Lessons learned:
Think four times before doing stream-based XML processing, even though it appears to be more efficient than tree-based.
But if you have to do stream-based processing, make sure to use robust, fairly scaleable tools like XML::Templates, not sgmlspl. Of course it cannot be as pleasant as tree-based XML processing, but examine db2x_manxml, db2x_texixml and docbook2manxml.
Don't use XML::DOM directly for stylesheets. At least look at some of the XPath modules out there. Ideally, use a real stylesheet language like XSLT. A C-based implementation of XSLT is faster than any Perl hack you can come up with.
XSLT extensions sound bad, but it is not difficult to make most portions of a stylesheet portable between all XSLT processors.
Perl is not as good at XML as it's hyped to be. Too many !@#$% characters when using objects in Perl. Unicode support not thorough enough for some parts of DocBook processing. SAX not well-maintained.
Don't be afraid to use XML intermediate formats for converting to other markup languages. The rules for these formats are made for human consumption, not on purely logical considerations. It is difficult for XML tools to write “perfect” output in these formats: standard stylesheets (XSLT, DSSSL) cannot be used for converting to other markup languages, and embedding the markup rules into the conversion tool increases its complexity to unmanageable proportions.
You may offer to make a separate class that hides all this complexity from the rest of the conversion program, but the result will be the same as an XML intermediate format except for the plain text representation. However, being able to view the XML intermediate format in plain text makes the whole thing easier to debug.

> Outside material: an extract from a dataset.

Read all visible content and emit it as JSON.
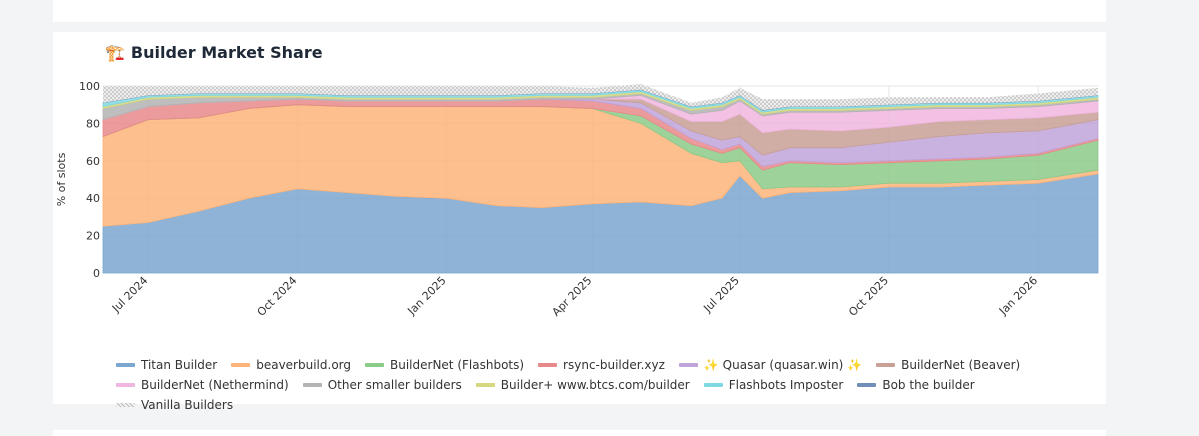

Design the XML intermediate format to be easy to use from the standpoint of the conversion tool, and similar to how XML document types work in general. e.g. abstract the paragraphs of a document, rather than their paragraph breaks (the latter is typical of traditional markup languages, but not of XML).
Internationalize as soon as possible. That is much easier than adding it in later.
Same advice for build system.
Writing good documentation takes skill. This manual has has been revised substantially at least four times [2] , with the author consciously trying to condense information each time.